Odessa... Odessa !
De : Michale Boganim Sortie France le : mercredi 17 août 2005
Israël/France, 2004, 1h42
Documentaire, sélection officielle au festival de Sundance, prix CICAE au festival de Berlin, meilleur réalisateur au festival de Jérusalem.
Magnifique documentaire, à travers trois pays et trois villes, de ces communautés poussées à l’exil et de leur façon bien différente de vivre le souvenir et la nostalgie. |
Film sur la nostalgie et sur l’exil, Odessa est un film douloureusement beau qui parle de ces êtres entre deux mondes, entre deux eaux, entre deux rêves. Film sur la nostalgie parce qu’on y croise sans cesse des personnages qui regrettent le temps passé, que ce soit leur jeunesse, leur ville natale, leur pays d’origine. Aujourd’hui qu’ils ne sont plus que des personnes âgées, tout leur parait mieux que le temps présent qu’ils ont du mal à comprendre. Film sur l’exil car, comme le disent les protagonistes « Là-bas, on était juif, ici on est russe ». Donc toujours autre.
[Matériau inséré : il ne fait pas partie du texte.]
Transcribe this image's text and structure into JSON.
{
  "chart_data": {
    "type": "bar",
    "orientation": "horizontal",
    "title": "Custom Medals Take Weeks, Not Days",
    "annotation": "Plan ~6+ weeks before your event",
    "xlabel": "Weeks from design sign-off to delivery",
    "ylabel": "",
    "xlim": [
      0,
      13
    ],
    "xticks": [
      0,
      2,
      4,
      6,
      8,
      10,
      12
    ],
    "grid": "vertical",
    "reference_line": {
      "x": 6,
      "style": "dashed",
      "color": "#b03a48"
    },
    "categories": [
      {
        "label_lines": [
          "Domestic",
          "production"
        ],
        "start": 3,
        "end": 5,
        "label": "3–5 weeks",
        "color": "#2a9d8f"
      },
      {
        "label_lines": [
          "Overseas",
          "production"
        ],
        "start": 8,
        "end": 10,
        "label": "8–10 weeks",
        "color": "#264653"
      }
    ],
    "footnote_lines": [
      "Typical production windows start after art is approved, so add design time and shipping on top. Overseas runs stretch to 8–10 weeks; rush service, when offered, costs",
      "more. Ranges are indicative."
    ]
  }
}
Michale Boganim est une jeune réalisatrice et Odessa est son premier documentaire. Il a remporté de nombreux prix dans les festivals où il a été présenté. Elle dit avoir été impressionnée par la lecture des Contes d’Odessa d’Isaac Babel. Elle a donc filmé une sorte de triptyque en trois villes : Odessa la Russe, Brighton l’Américaine et Ashdod l’Israélienne. A chaque fois, une atmosphère différente. A Odessa, quelques vieilles femmes, un peu sorcières et pathétiques, qui vivent dans un quartier en ruine et parlent yiddish entre elles. Elles se retrouvent après la sieste pour chanter d’une voix éraillée en rêvant du temps où elles étaient actrices. A Brighton, une communauté russe de réfugiés, qui ne parlent que russe, mais s’habille de tee-shirts, de chemises et même de maillots de bain aux couleurs du drapeau américain. L’ambiance est joyeuse, on chante beaucoup, on bénit Dieu d’avoir fait l’Amérique si prospère pour vivre de l’aide sociale sans rien avoir à faire. En arrière plan, quelques vieux Juifs new-yorkais râlent ferme en parlant de ces gens qui « ne vont à la synagogue que si on les paye ». A Ashdod, la chaleur est étouffante et le quotidien est parfois difficile entre les petits boulots de balayeurs et les différentes communautés, Russes, Marocains, Ethiopiens ou Géorgiens, qui ne s’aiment pas. Mais on y trouve la bible en russe, de la vodka et on peut toujours chanter en jouant aux dominos.
Avec finesse, Michale Boganim accompagne des hommes et des femmes qui bientôt ne seront plus que des souvenirs car leurs petits-enfants seront, eux, de véritables Américains ou de véritables Israéliens, ne parlant ni russe ni yiddish et ayant oublié pourquoi leurs ancêtres sont partis. Au-delà du portrait d’une communauté religieuse ou d’une ville, Odessa dit la difficulté de partir et celle de rester. Le sort de tous les êtres humains, depuis des temps immémoriaux.